As far as sample composition goes, the choice of subjects may have to do with researchers wanting to avoid the constraints and costs of the safety regulations that accompany studies of pregnant women, women of child-bearing age whom may become pregnant, children, and the elderly.

Smarter faster: the Big Think newsletter
Subscribe for counterintuitive, surprising, and impactful stories delivered to your inbox every Thursday

Finally, though it may be that having enough females in a sample to draw valid conclusions would likely require larger participant cohorts. Woitowich’s co-author, Smith College’s Anneliese Beery, says that fears of doubled sample sizes are overblown, asserting that such increases in participant numbers would be “not actually necessary.”

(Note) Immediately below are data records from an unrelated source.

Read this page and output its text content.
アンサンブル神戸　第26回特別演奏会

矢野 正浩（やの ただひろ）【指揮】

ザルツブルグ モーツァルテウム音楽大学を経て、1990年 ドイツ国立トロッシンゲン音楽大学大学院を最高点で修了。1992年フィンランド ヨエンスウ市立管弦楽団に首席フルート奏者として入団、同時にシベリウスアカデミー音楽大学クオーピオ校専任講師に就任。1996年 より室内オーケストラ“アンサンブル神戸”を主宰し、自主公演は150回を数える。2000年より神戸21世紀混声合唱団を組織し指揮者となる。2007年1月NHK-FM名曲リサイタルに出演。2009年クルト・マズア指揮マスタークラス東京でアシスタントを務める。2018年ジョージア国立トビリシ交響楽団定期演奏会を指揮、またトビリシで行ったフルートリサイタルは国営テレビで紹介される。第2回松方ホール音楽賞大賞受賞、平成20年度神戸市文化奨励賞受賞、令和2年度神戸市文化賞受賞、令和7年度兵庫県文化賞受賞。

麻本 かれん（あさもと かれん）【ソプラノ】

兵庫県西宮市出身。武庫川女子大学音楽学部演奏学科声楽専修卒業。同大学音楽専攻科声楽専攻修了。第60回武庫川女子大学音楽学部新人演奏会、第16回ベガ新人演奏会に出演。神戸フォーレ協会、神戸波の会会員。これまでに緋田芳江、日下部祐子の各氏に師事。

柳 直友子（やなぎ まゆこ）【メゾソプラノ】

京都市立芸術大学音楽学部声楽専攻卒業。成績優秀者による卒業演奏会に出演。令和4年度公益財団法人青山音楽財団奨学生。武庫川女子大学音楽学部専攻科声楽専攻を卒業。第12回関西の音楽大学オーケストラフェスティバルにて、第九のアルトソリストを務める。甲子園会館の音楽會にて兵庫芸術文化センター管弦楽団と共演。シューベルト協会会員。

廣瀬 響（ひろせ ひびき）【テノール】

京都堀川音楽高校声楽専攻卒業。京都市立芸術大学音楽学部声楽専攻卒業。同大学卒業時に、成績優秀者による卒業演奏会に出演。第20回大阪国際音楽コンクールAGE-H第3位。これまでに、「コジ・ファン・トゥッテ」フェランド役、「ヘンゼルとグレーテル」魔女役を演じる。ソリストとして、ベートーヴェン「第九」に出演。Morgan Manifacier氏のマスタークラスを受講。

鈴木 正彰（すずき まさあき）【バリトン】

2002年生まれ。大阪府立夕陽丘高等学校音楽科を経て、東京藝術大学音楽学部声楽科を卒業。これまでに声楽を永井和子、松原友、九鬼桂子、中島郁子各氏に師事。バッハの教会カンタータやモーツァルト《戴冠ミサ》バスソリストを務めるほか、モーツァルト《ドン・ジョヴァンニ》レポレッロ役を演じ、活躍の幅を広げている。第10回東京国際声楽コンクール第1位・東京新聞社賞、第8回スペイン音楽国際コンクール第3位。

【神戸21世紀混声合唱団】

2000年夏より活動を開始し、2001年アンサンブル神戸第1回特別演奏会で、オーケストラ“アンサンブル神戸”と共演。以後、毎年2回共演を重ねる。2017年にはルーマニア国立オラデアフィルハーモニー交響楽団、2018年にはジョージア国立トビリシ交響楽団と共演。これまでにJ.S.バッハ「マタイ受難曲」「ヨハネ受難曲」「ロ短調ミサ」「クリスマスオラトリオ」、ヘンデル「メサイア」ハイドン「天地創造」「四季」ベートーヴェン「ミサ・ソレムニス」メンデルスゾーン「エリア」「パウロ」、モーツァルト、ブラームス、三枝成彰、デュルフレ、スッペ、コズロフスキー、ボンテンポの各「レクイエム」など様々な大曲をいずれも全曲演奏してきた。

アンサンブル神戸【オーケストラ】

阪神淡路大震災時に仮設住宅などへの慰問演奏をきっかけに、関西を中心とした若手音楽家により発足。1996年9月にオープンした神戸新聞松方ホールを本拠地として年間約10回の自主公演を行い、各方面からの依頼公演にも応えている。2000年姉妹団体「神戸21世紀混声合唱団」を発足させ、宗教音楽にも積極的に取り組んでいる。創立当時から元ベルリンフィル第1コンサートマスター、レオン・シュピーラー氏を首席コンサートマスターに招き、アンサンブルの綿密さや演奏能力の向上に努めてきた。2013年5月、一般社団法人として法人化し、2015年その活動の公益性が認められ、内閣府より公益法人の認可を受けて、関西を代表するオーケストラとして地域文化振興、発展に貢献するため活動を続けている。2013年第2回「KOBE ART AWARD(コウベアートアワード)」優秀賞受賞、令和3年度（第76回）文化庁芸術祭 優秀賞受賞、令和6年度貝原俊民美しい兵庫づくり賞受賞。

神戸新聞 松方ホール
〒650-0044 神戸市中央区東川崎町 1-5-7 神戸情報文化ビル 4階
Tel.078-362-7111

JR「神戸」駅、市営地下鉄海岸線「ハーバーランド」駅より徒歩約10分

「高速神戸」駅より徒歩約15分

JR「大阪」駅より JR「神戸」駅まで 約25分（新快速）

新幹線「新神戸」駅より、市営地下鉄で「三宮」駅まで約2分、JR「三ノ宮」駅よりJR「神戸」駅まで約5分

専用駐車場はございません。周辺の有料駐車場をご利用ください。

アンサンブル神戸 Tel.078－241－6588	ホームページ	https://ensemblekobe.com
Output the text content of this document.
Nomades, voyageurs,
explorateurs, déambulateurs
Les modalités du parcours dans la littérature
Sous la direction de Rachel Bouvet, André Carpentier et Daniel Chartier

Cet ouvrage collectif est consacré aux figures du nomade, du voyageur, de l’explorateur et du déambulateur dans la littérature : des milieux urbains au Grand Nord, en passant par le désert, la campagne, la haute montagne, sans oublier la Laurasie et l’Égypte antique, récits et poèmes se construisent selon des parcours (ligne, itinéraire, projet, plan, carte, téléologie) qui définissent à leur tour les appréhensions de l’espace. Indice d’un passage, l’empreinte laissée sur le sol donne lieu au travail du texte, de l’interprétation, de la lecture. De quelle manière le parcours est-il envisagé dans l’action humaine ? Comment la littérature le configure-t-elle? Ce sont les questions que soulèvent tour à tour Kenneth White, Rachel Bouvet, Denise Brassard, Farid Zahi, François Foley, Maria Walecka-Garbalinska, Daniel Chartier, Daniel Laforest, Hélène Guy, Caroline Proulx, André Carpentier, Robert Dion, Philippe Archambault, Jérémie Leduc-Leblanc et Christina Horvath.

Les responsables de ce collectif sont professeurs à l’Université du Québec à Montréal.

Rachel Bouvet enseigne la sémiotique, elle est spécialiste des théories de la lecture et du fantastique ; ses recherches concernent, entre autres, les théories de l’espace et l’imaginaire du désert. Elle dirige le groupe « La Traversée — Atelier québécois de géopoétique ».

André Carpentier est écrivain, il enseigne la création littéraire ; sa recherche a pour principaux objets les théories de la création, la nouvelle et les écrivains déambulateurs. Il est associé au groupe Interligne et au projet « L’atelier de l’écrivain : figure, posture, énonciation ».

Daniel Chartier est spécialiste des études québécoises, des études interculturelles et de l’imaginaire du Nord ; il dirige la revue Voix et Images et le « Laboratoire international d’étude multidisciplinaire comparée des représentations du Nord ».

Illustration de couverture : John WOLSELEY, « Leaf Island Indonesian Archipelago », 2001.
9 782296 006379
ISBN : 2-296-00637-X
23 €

One of the authors of that Science letter was Harvard’s Sarah S. Richardson, who suggests a sort of middle path, though it does give researchers license to ignore the NIH requirement as they see fit. Richardson proposes something she calls “sex contextualism,” which is the “simple view that the definition of sex and sex-related variables, and whether they are relevant in biological research, depends on the research context.”

Science journalist Angela Saini agrees , saying, “While it’s valuable to include a broad spectrum of people in studies, it doesn’t necessarily follow that the sex differences will be significant or important. So disaggregating for sex, while useful sometimes, doesn’t always matter.”

The above points, however, don’t seem to acknowledge the potential for findings important specifically to female health, and seem more concerned with protecting the efficacy of studies that benefit males.

In any event, Woitowich finds that things are progressing more slowly than the NIH and others may have hoped. While Beery says it’s “exciting to see increased inclusion of female subjects across so many different fields of biology,” there are potentially meaningful scientific insights being lost. The disinclination toward fully collecting and analyzing female data for research experiments “means we are still missing out on the opportunity to understand when there are sex differences and losing statistical power when sex differences go unnoticed.”